Esa es la tarea más apremiante, pero el presidente Biden también identificó otras de mayor trayectoria en el tiempo, dados sus antecedentes y las complicaciones para su solución: la desigualdad creciente, el racismo sistémico y el cambio climático.

Y, desde luego, otras más en el ámbito internacional: reparar alianzas y retomar los compromisos con la comunidad de naciones a favor de la paz, el progreso y la seguridad en el mundo.

El nuevo presidente estadounidense no sólo se ha trazado objetivos políticos osados y complejos, sino que está consciente de que su gestión y la eficacia de su convocatoria, así como las acciones subsecuentes, serán juzgadas a partir de si lograron alcanzarse esas metas; objetivos ambiciosos y evaluación consecuente.

Las palabras cuentan y en política su dimensión se relaciona directamente con quien las pronuncia. Luego de una difícil competencia frente al Ejecutivo en funciones, precedida por el ánimo y la gestión de éste para impedir su candidatura a través de un mandatario extranjero; la negación del resultado electoral desfavorable; la afirmación sin sustento de que hubo fraude a la voluntad popular, y la incitación a la violencia para obstaculizar el cómputo de los votos del colegio electoral, el mensaje del presidente Biden reviste un mayor significado.

Las conductas de su antecesor en torno al proceso electoral constituyen una amenaza para la democracia, al tiempo que en el ejercicio de la presidencia buscó profundizar la confrontación y la división con cargo a las diferencias derivadas del color de la piel, las creencias religiosas y las ideas que se sostienen.

Bienvenido el contraste y la propuesta de hacer política que constituya mejor a la comunidad.
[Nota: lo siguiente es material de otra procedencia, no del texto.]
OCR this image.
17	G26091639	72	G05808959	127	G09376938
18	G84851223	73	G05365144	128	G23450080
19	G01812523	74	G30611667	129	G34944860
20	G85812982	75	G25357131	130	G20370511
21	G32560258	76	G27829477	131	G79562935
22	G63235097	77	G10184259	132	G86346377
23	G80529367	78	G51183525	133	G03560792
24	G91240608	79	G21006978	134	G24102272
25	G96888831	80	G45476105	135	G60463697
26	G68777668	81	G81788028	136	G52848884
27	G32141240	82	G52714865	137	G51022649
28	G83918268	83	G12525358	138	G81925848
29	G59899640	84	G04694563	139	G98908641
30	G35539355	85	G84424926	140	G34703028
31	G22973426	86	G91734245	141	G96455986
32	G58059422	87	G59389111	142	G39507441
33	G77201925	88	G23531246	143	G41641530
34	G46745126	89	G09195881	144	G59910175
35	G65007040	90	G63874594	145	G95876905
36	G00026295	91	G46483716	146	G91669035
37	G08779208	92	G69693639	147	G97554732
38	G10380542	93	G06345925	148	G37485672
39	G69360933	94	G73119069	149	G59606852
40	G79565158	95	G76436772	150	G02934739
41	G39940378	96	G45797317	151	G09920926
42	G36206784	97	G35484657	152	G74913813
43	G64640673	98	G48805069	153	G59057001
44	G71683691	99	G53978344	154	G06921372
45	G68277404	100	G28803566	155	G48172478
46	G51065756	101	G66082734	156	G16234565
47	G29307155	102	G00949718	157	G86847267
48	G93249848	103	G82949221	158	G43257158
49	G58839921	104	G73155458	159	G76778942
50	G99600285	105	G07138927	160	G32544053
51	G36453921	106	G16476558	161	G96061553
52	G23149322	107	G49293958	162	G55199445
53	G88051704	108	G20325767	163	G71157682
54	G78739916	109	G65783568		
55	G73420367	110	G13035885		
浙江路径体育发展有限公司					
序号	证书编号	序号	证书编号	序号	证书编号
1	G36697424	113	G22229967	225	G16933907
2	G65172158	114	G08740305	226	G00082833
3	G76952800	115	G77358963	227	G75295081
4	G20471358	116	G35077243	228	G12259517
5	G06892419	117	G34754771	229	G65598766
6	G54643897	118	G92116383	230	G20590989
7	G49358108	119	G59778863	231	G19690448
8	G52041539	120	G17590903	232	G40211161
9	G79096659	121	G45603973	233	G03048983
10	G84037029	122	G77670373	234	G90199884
El mensaje sereno de Biden reivindica la vía democrática para acceder y ejercer el poder, y respeta la pluralidad para afirmar la unidad de la nación. Palabras que abren paso a un nuevo momento para Estados Unidos y para el mundo.

Bienvenido el cambio de tono. Bienvenida la adecuación de las prioridades y objetivos. Habrá resistencias, pero ya se abrió otro tiempo y otra oportunidad. Una nación dividida y confrontada no puede lograr sus propósitos esenciales como comunidad. Es reflexión para la acción a favor de la convivencia democrática plural en nuestro país.